Podemos aplicar essa análise à disputa da memória de Zumbi dos Palmares, como símbolo de afirmação da população brasileira afrodescendente.

Nas Orientações Curriculares essa premissa fica evidente pela ênfase dada à construção de conceitos históricos – alguns deles complexos - referenciados na historiografia, bem como às concepções teóricas centradas no aluno, em especial as baseadas em Piaget e Vygotsky. Essa concepção de ensino de História exige do professor conhecer tanto a produção acadêmica relacionada ao campo histórico quanto os processos cognitivos que permeiam a aquisição do conhecimento pelos alunos. Quanto a esses últimos, precisam chegar a construtos que vão além da simples descrição do fato histórico, exigindo análise, explicação, levantamento de evidências e hipóteses.

Outra questão pertinente à seleção dos conteúdos se refere aos critérios utilizados pelo professor para realizar os recortes temporais.

Para o historiador André Segal (s/ data), os professores dão pouca atenção ao conceito de tempo, que deveria ser priorizado, tendo em vista que a História se propõe, “por princípio, explicar a mudança social e a relação das sociedades com a duração” (p. 4). Nesse sentido, ele advoga

discernir a importância da abordagem conceitual, (...) e de sugerir que os ritmos e níveis de duração braudellianos – estrutura, conjuntura e acontecimento – possuem um grande valor pedagógico e que é possível incorporá-los na prática de ensino (p. 1).

De acordo com esse pressuposto, os conceitos relacionados ao tempo são pedagogicamente operatórios, mas para torná-los acessíveis aos alunos de diferentes idades e níveis de escolaridade é preciso simplificá-los, sistematizá-los, clarificá-los, de maneira que possam ser ensinados.

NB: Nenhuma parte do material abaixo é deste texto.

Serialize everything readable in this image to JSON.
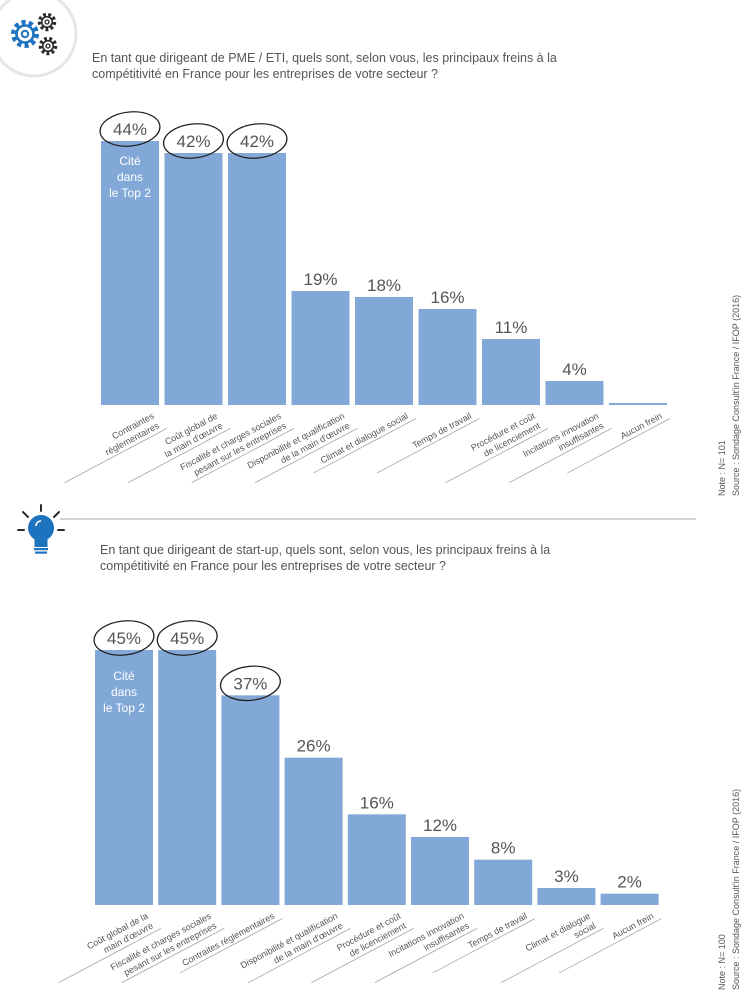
{
  "colors": {
    "bar": "#82a8d8",
    "text": "#555555",
    "baseline": "#999999",
    "icon_blue": "#1e73be",
    "circle": "#222222",
    "divider": "#aaaaaa"
  },
  "icons": [
    "gears-icon",
    "lightbulb-icon"
  ],
  "charts": [
    {
      "question": [
        "En tant que dirigeant de PME / ETI, quels sont, selon vous, les principaux freins à la",
        "compétitivité en France pour les entreprises de votre secteur ?"
      ],
      "note": "Note : N= 101",
      "source": "Source : Sondage Consult'in France / IFOP (2016)"
    },
    {
      "question": [
        "En tant que dirigeant de start-up, quels sont, selon vous, les principaux freins à la",
        "compétitivité en France pour les entreprises de votre secteur ?"
      ],
      "note": "Note : N= 100",
      "source": "Source : Sondage Consult'in France / IFOP (2016)"
    }
  ],
  "chart_data": [
    {
      "type": "bar",
      "unit": "%",
      "categories": [
        [
          "Contraintes",
          "réglementaires"
        ],
        [
          "Coût global de",
          "la main d'œuvre"
        ],
        [
          "Fiscalité et charges sociales",
          "pesant sur les entreprises"
        ],
        [
          "Disponibilité et qualification",
          "de la main d'œuvre"
        ],
        [
          "Climat et dialogue social"
        ],
        [
          "Temps de travail"
        ],
        [
          "Procédure et coût",
          "de licenciement"
        ],
        [
          "Incitations innovation",
          "insuffisantes"
        ],
        [
          "Aucun frein"
        ]
      ],
      "values": [
        44,
        42,
        42,
        19,
        18,
        16,
        11,
        4,
        0
      ],
      "value_labels": [
        "44%",
        "42%",
        "42%",
        "19%",
        "18%",
        "16%",
        "11%",
        "4%",
        ""
      ],
      "highlight": [
        "Cité",
        "dans",
        "le Top 2"
      ],
      "highlighted_count": 3,
      "ylim": [
        0,
        44
      ]
    },
    {
      "type": "bar",
      "unit": "%",
      "categories": [
        [
          "Coût global de la",
          "main d'œuvre"
        ],
        [
          "Fiscalité et charges sociales",
          "pesant sur les entreprises"
        ],
        [
          "Contraites réglementaires"
        ],
        [
          "Disponibilité et qualification",
          "de la main d'œuvre"
        ],
        [
          "Procédure et coût",
          "de licenciement"
        ],
        [
          "Incitations innovation",
          "insuffisantes"
        ],
        [
          "Temps de travail"
        ],
        [
          "Climat et dialogue",
          "social"
        ],
        [
          "Aucun frein"
        ]
      ],
      "values": [
        45,
        45,
        37,
        26,
        16,
        12,
        8,
        3,
        2
      ],
      "value_labels": [
        "45%",
        "45%",
        "37%",
        "26%",
        "16%",
        "12%",
        "8%",
        "3%",
        "2%"
      ],
      "highlight": [
        "Cité",
        "dans",
        "le Top 2"
      ],
      "highlighted_count": 3,
      "ylim": [
        0,
        45
      ]
    }
  ]
}
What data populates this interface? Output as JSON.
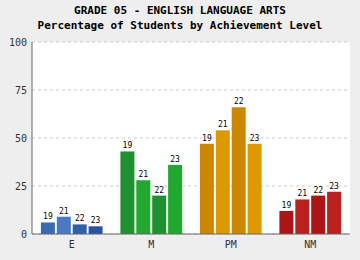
{
  "chart_data": {
    "type": "bar",
    "title": "GRADE 05 - ENGLISH LANGUAGE ARTS",
    "subtitle": "Percentage of Students by Achievement Level",
    "categories": [
      "E",
      "M",
      "PM",
      "NM"
    ],
    "series": [
      {
        "name": "19",
        "colors": [
          "#3a6ab0",
          "#1e9030",
          "#cc8800",
          "#aa1515"
        ],
        "values": [
          6,
          43,
          47,
          12
        ]
      },
      {
        "name": "21",
        "colors": [
          "#4a7ac4",
          "#22a830",
          "#dd9900",
          "#bb2020"
        ],
        "values": [
          9,
          28,
          54,
          18
        ]
      },
      {
        "name": "22",
        "colors": [
          "#3060a8",
          "#1e9030",
          "#cc8800",
          "#aa1515"
        ],
        "values": [
          5,
          20,
          66,
          20
        ]
      },
      {
        "name": "23",
        "colors": [
          "#2a50a0",
          "#22a830",
          "#dd9900",
          "#bb2020"
        ],
        "values": [
          4,
          36,
          47,
          22
        ]
      }
    ],
    "ylim": [
      0,
      100
    ],
    "yticks": [
      0,
      25,
      50,
      75,
      100
    ],
    "grid": true
  }
}
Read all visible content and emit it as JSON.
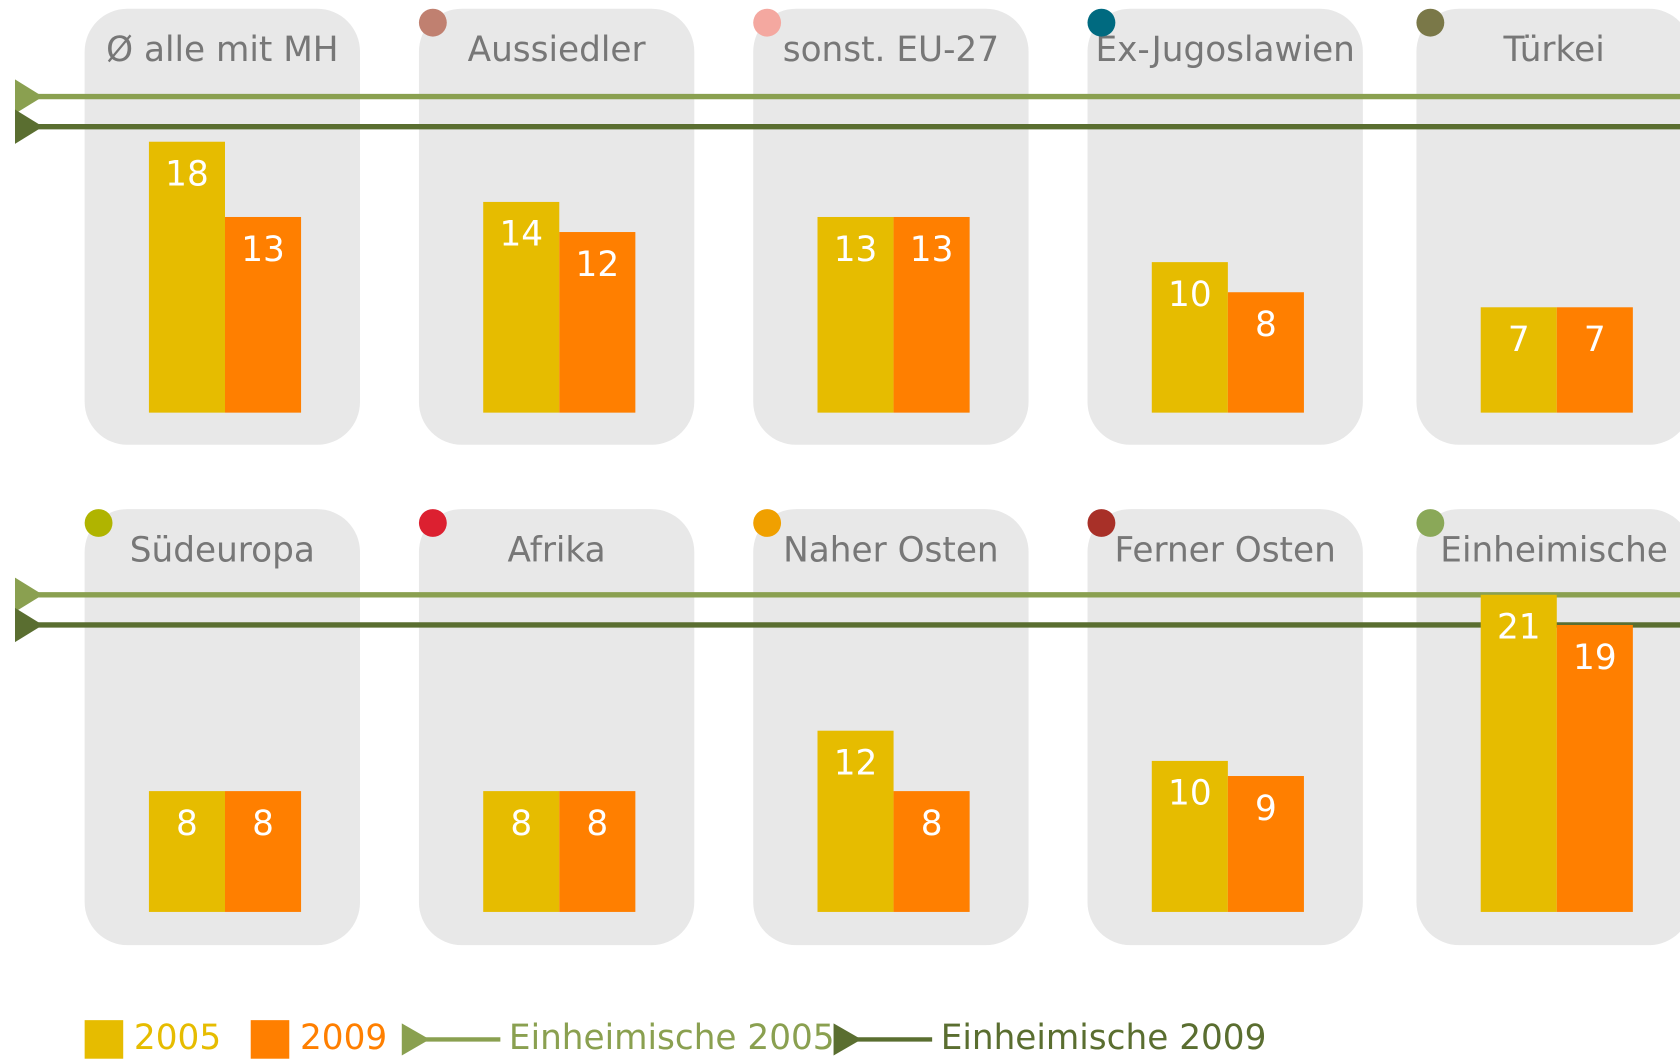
{
  "chart_data": {
    "type": "bar",
    "categories": [
      "Ø alle mit MH",
      "Aussiedler",
      "sonst. EU-27",
      "Ex-Jugoslawien",
      "Türkei",
      "Südeuropa",
      "Afrika",
      "Naher Osten",
      "Ferner Osten",
      "Einheimische"
    ],
    "marker_colors": [
      null,
      "#c08070",
      "#f4a8a0",
      "#006a80",
      "#7a7848",
      "#b0b400",
      "#dc2030",
      "#f0a000",
      "#a83028",
      "#8aa858"
    ],
    "series": [
      {
        "name": "2005",
        "color": "#e6bc00",
        "values": [
          18,
          14,
          13,
          10,
          7,
          8,
          8,
          12,
          10,
          21
        ]
      },
      {
        "name": "2009",
        "color": "#ff7f00",
        "values": [
          13,
          12,
          13,
          8,
          7,
          8,
          8,
          8,
          9,
          19
        ]
      }
    ],
    "reference_lines": [
      {
        "name": "Einheimische 2005",
        "color": "#8aa050",
        "value": 21
      },
      {
        "name": "Einheimische 2009",
        "color": "#5a6e30",
        "value": 19
      }
    ],
    "ylim": [
      0,
      21
    ]
  }
}
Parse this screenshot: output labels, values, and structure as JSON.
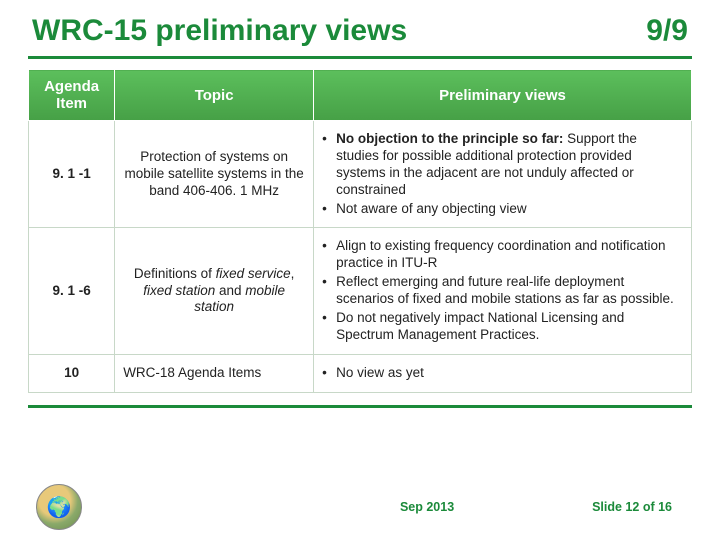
{
  "title": {
    "text": "WRC-15 preliminary views",
    "pager": "9/9",
    "fontsize": 30,
    "color": "#1b8a3a"
  },
  "rule_color": "#1b8a3a",
  "table": {
    "header_bg": "#5cb85c",
    "header_fg": "#ffffff",
    "border_color": "#c8d8c8",
    "header_fontsize": 15,
    "cell_fontsize": 13.5,
    "columns": [
      {
        "label": "Agenda Item",
        "width_pct": 13
      },
      {
        "label": "Topic",
        "width_pct": 30
      },
      {
        "label": "Preliminary views",
        "width_pct": 57
      }
    ],
    "rows": [
      {
        "agenda": "9. 1 -1",
        "topic_html": "Protection of systems on mobile satellite systems in the band 406-406. 1 MHz",
        "views": [
          {
            "lead_bold": "No objection to the principle so far:",
            "rest": " Support the studies for possible additional protection provided systems in the adjacent are not unduly affected or constrained"
          },
          {
            "lead_bold": "",
            "rest": "Not aware of any objecting view"
          }
        ]
      },
      {
        "agenda": "9. 1 -6",
        "topic_html": "Definitions of <em>fixed service</em>, <em>fixed station</em> and <em>mobile station</em>",
        "views": [
          {
            "lead_bold": "",
            "rest": "Align to existing frequency coordination and notification practice in ITU-R"
          },
          {
            "lead_bold": "",
            "rest": "Reflect emerging and future real-life deployment scenarios of fixed and mobile stations as far as possible."
          },
          {
            "lead_bold": "",
            "rest": "Do not negatively impact National Licensing and Spectrum Management Practices."
          }
        ]
      },
      {
        "agenda": "10",
        "topic_html": "WRC-18 Agenda Items",
        "topic_align": "left",
        "views": [
          {
            "lead_bold": "",
            "rest": "No view as yet"
          }
        ]
      }
    ]
  },
  "footer": {
    "date": "Sep 2013",
    "slide_label": "Slide 12 of 16",
    "fontsize": 12.5,
    "color": "#1b8a3a"
  },
  "logo": {
    "name": "globe-wreath-logo"
  }
}
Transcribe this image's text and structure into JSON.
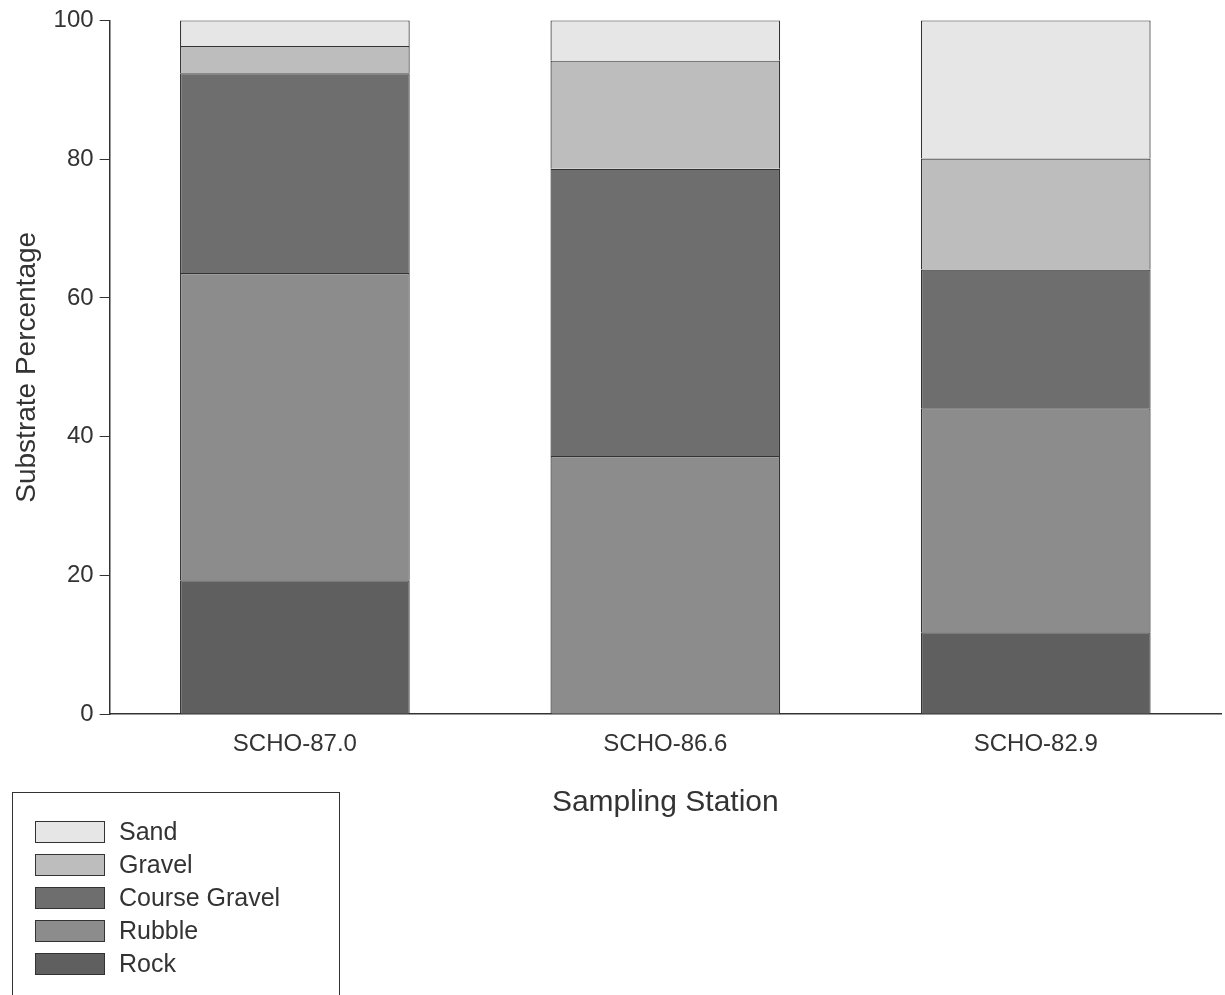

Para o autor, a ênfase nos conteúdos, sem que haja a definição clara do método para articular os conceitos às temporalidades (duração), resulta da pouca importância atribuída à didática da História pelos historiadores. Como eles são responsáveis pela formação acadêmica dos professores que ingressam na escola básica, a secundarização da didática nesse processo formativo repercute nos processos de ensino-aprendizagem na escola básica. Assim, os critérios com que o professor desse nível de ensino realiza os recortes dos conteúdos e organiza o currículo real obviamente têm a ver com a sua formação acadêmica, concepção de História e de aprendizagem, bem como com a

cultura própria à unidade escolar em que atua, além, é claro, do perfil do alunado e dos materiais didáticos que ele tem à sua disposição.

A professora Flora utiliza uma abordagem do ensino a partir de pressupostos aproximados ao modelo “braudelliano”, em que busca trabalhar os conceitos estruturantes dos conteúdos – fato histórico, evento histórico, por exemplo, a partir de fontes diversificadas e contextos familiares às vivências do aluno. No entanto, as fontes tendem a se limitar a ser uma forma de introdução ao tema estudado, e não um documento que deve ser interpretado e submetido à crítica, que deveria ser um dos principais objetivos do ensino de História na esfera escolar.

Como o conceito de tempo, na perspectiva da História temática de inspiração braudelliana é o mais importante “estruturante” da disciplina, é preciso articular os fatos históricos às ordens de duração (do acontecimento, da conjuntura e da estrutura) e aos instrumentos de análise histórica (os ritmos e os níveis de duração do tempo).

Desprovido dessas ferramentas conceituais, que possibilitariam realizar a crítica aos documentos históricos, bem como articular a História à perspectiva temporal em que o fato ou o tema estão inseridos, como o aluno conseguirá situar os fatos históricos com os conceitos implícitos aos ritmos e níveis de duração e articulá-los às problemáticas do presente?